Francuz Sebastien Loeb (Citroen DS3 WRC) wygrał dwa ostatnie piątkowe odcinki specjalne i prowadzi po dwóch etapach w Rajdzie Argentyny, piątej rundzie MŚ-2013. Z rywalizacji, po awarii zawieszenia już na pierwszym OS-ie, odpadł Michał Kościuszko (Mini WRC).
Loeb, dziewięciokrotny mistrz świata, w tegorocznym cyklu startuje sporadycznie, w planie ma tylko pięć rajdów. Jego podstawowym obowiązkiem jest praca w zespole techniczno-projektowym Citroena.
Pomimo tego nadal jest w znakomitej formie.
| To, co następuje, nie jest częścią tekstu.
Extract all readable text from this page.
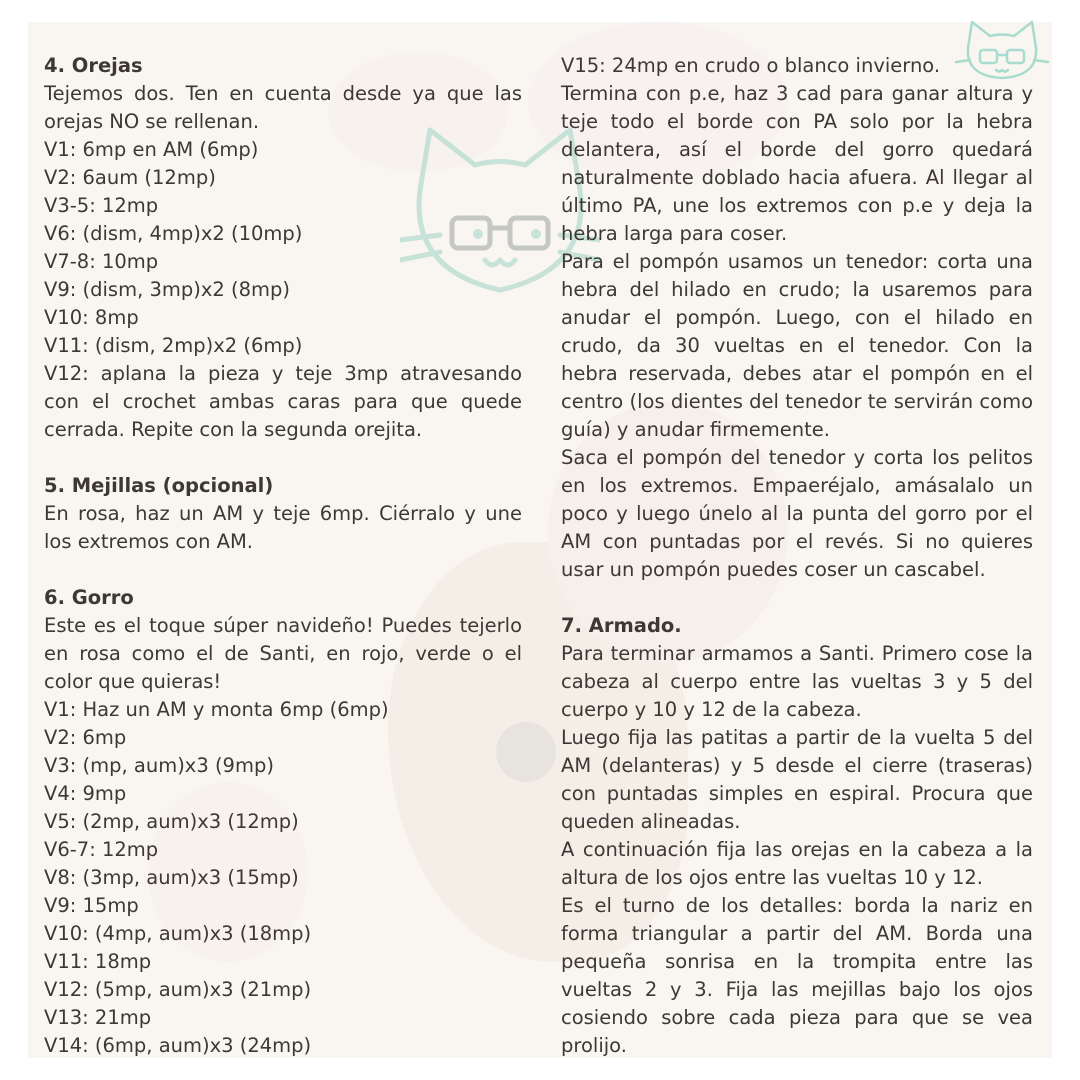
4. Orejas
Tejemos dos. Ten en cuenta desde ya que las orejas NO se rellenan.
V1: 6mp en AM (6mp)
V2: 6aum (12mp)
V3-5: 12mp
V6: (dism, 4mp)x2 (10mp)
V7-8: 10mp
V9: (dism, 3mp)x2 (8mp)
V10: 8mp
V11: (dism, 2mp)x2 (6mp)
V12: aplana la pieza y teje 3mp atravesando con el crochet ambas caras para que quede cerrada. Repite con la segunda orejita.
5. Mejillas (opcional)
En rosa, haz un AM y teje 6mp. Ciérralo y une los extremos con AM.
6. Gorro
Este es el toque súper navideño! Puedes tejerlo en rosa como el de Santi, en rojo, verde o el color que quieras!
V1: Haz un AM y monta 6mp (6mp)
V2: 6mp
V3: (mp, aum)x3 (9mp)
V4: 9mp
V5: (2mp, aum)x3 (12mp)
V6-7: 12mp
V8: (3mp, aum)x3 (15mp)
V9: 15mp
V10: (4mp, aum)x3 (18mp)
V11: 18mp
V12: (5mp, aum)x3 (21mp)
V13: 21mp
V14: (6mp, aum)x3 (24mp)
V15: 24mp en crudo o blanco invierno.
Termina con p.e, haz 3 cad para ganar altura y teje todo el borde con PA solo por la hebra delantera, así el borde del gorro quedará naturalmente doblado hacia afuera. Al llegar al último PA, une los extremos con p.e y deja la hebra larga para coser.
Para el pompón usamos un tenedor: corta una hebra del hilado en crudo; la usaremos para anudar el pompón. Luego, con el hilado en crudo, da 30 vueltas en el tenedor. Con la hebra reservada, debes atar el pompón en el centro (los dientes del tenedor te servirán como guía) y anudar firmemente.
Saca el pompón del tenedor y corta los pelitos en los extremos. Empaeréjalo, amásalalo un poco y luego únelo al la punta del gorro por el AM con puntadas por el revés. Si no quieres usar un pompón puedes coser un cascabel.
7. Armado.
Para terminar armamos a Santi. Primero cose la cabeza al cuerpo entre las vueltas 3 y 5 del cuerpo y 10 y 12 de la cabeza.
Luego fija las patitas a partir de la vuelta 5 del AM (delanteras) y 5 desde el cierre (traseras) con puntadas simples en espiral. Procura que queden alineadas.
A continuación fija las orejas en la cabeza a la altura de los ojos entre las vueltas 10 y 12.
Es el turno de los detalles: borda la nariz en forma triangular a partir del AM. Borda una pequeña sonrisa en la trompita entre las vueltas 2 y 3. Fija las mejillas bajo los ojos cosiendo sobre cada pieza para que se vea prolijo.
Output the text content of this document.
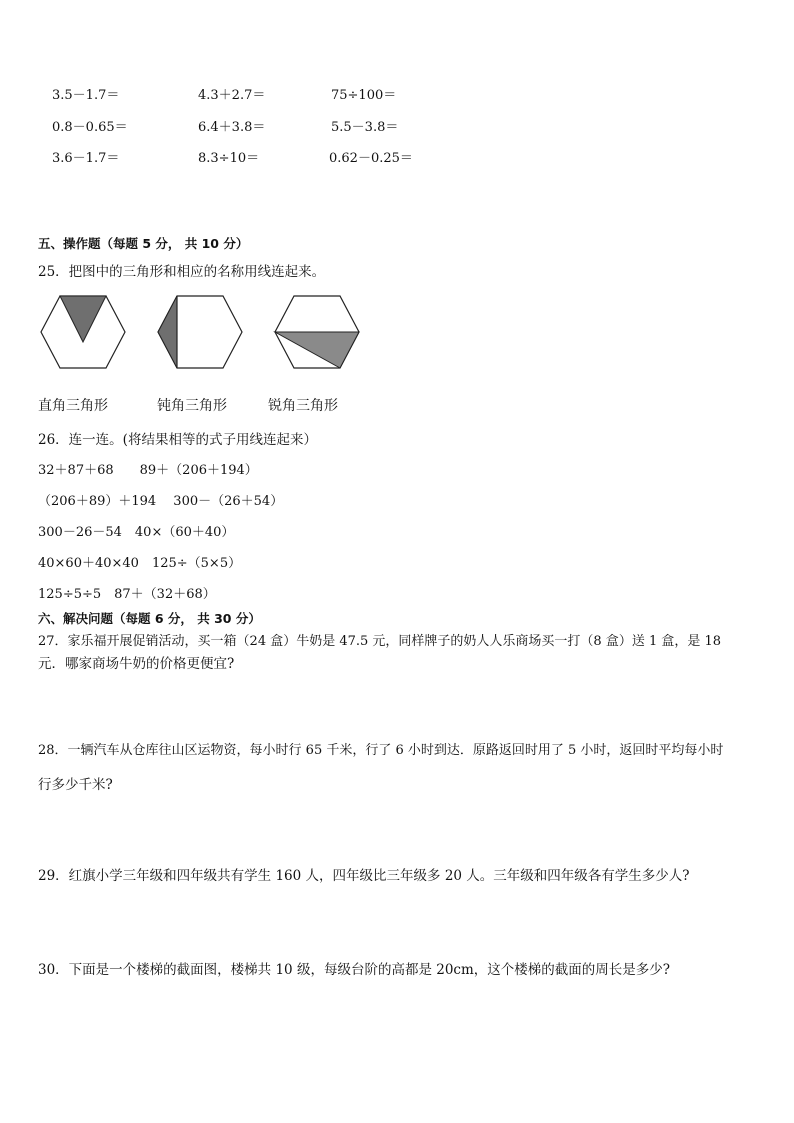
3.5－1.7＝	4.3＋2.7＝	75÷100＝
0.8－0.65＝	6.4＋3.8＝	5.5－3.8＝
3.6－1.7＝	8.3÷10＝	0.62－0.25＝
五、操作题（每题 5 分， 共 10 分）
25．把图中的三角形和相应的名称用线连起来。
直角三角形	钝角三角形	锐角三角形
26．连一连。(将结果相等的式子用线连起来）
32＋87＋68　　89＋（206＋194）
（206＋89）＋194　 300－（26＋54）
300－26－54　40×（60＋40）
40×60＋40×40　125÷（5×5）
125÷5÷5　87＋（32＋68）
六、解决问题（每题 6 分， 共 30 分）
27．家乐福开展促销活动，买一箱（24 盒）牛奶是 47.5 元，同样牌子的奶人人乐商场买一打（8 盒）送 1 盒，是 18
元．哪家商场牛奶的价格更便宜?
28．一辆汽车从仓库往山区运物资，每小时行 65 千米，行了 6 小时到达．原路返回时用了 5 小时，返回时平均每小时
行多少千米?
29．红旗小学三年级和四年级共有学生 160 人，四年级比三年级多 20 人。三年级和四年级各有学生多少人?
30．下面是一个楼梯的截面图，楼梯共 10 级，每级台阶的高都是 20cm，这个楼梯的截面的周长是多少?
W piątek wykorzystał błąd prowadzącego dotychczas najgroźniejszego rywala, rodaka Sebastiena Ogiera (VW Polo WRC) na siódmym odcinku specjalnym i wyprzedził go w klasyfikacji.
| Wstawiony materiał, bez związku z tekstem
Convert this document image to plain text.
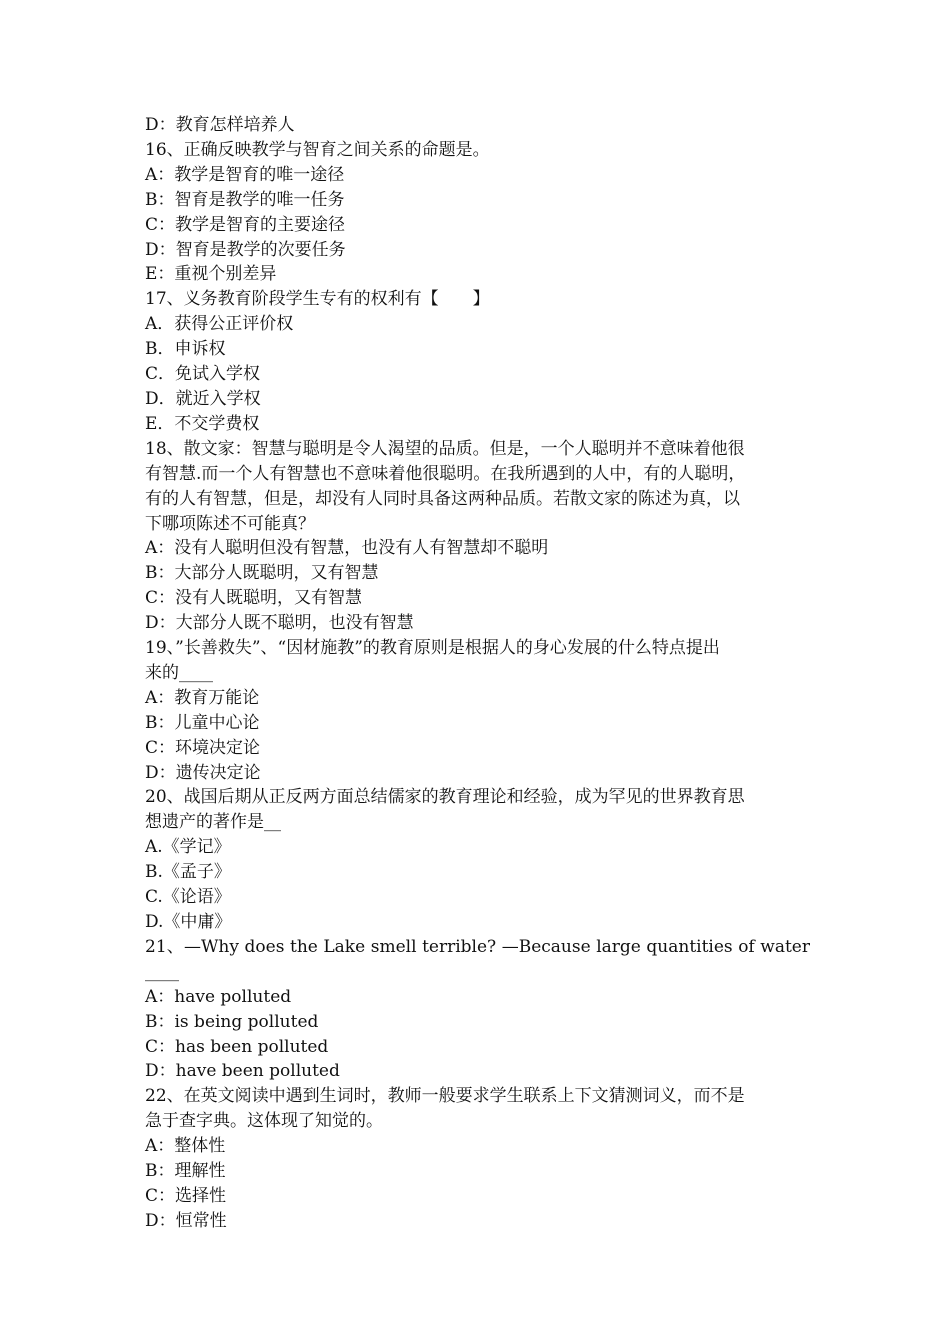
D：教育怎样培养人
16、正确反映教学与智育之间关系的命题是。
A：教学是智育的唯一途径
B：智育是教学的唯一任务
C：教学是智育的主要途径
D：智育是教学的次要任务
E：重视个别差异
17、义务教育阶段学生专有的权利有【　　】
A．获得公正评价权
B．申诉权
C．免试入学权
D．就近入学权
E．不交学费权
18、散文家：智慧与聪明是令人渴望的品质。但是，一个人聪明并不意味着他很
有智慧.而一个人有智慧也不意味着他很聪明。在我所遇到的人中，有的人聪明，
有的人有智慧，但是，却没有人同时具备这两种品质。若散文家的陈述为真，以
下哪项陈述不可能真？
A：没有人聪明但没有智慧，也没有人有智慧却不聪明
B：大部分人既聪明，又有智慧
C：没有人既聪明，又有智慧
D：大部分人既不聪明，也没有智慧
19、”长善救失”、“因材施教”的教育原则是根据人的身心发展的什么特点提出
来的____
A：教育万能论
B：儿童中心论
C：环境决定论
D：遗传决定论
20、战国后期从正反两方面总结儒家的教育理论和经验，成为罕见的世界教育思
想遗产的著作是__
A.《学记》
B.《孟子》
C.《论语》
D.《中庸》
21、—Why does the Lake smell terrible? —Because large quantities of water____
A：have polluted
B：is being polluted
C：has been polluted
D：have been polluted
22、在英文阅读中遇到生词时，教师一般要求学生联系上下文猜测词义，而不是
急于查字典。这体现了知觉的。
A：整体性
B：理解性
C：选择性
D：恒常性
Później wygrał dwa OS-y i prowadzi w rajdzie po drugim dniu mając 40,3 s przewagi nad Ogierem. Na trzecie miejsce awansował Rosjanin Jewgienij Nowikow (Ford Fiesta WRC), który traci do lidera już 2.39,5.
Ogier i Fin Mikko Hirvonen (Citroen DS3 WRC) przebili opony i na ostatnim OS-ie sporo stracili. Fin, który był trzeci, stracił do Loeba, zwycięzcy ostatniej próby prawie sześć minut i przestał się liczyć w walce o zwycięstwo. Jest szósty ze stratą 6.49,2 do Loeba.
Awaria zawieszenia ponownie zatrzymała na trasie jedynego startującego w rajdzie polskiego kierowcę. Michał Kościuszko, po przejechaniu około 30 kilometrów bardzo trudnego, pierwszego piątkowego OS-u stanął na trasie z uszkodzonym zawieszeniem Mini WRC.
Ten sam element zawiódł poprzedniego dnia, ale auto zostało naprawione w serwisie i krakowski kierowca ruszył na trasę drugiego etapu z doliczonymi 10 minutami, co zepchnęło go na 14. miejsce.
Jeśli awarię ponownie uda się usunąć, polska załoga wystartuje w sobotę, w tzw. systemie Rally 2, oczywiście już bez szans na liczący się wynik.
W sobotę, ostatni dzień rajdu. Zaplanowano cztery OS-y liczące w sumie 77,9 km, w tym najbardziej widowiskowy El Condor.
Zakończenie rywalizacji - ok. godz. 19.20 czasu polskiego.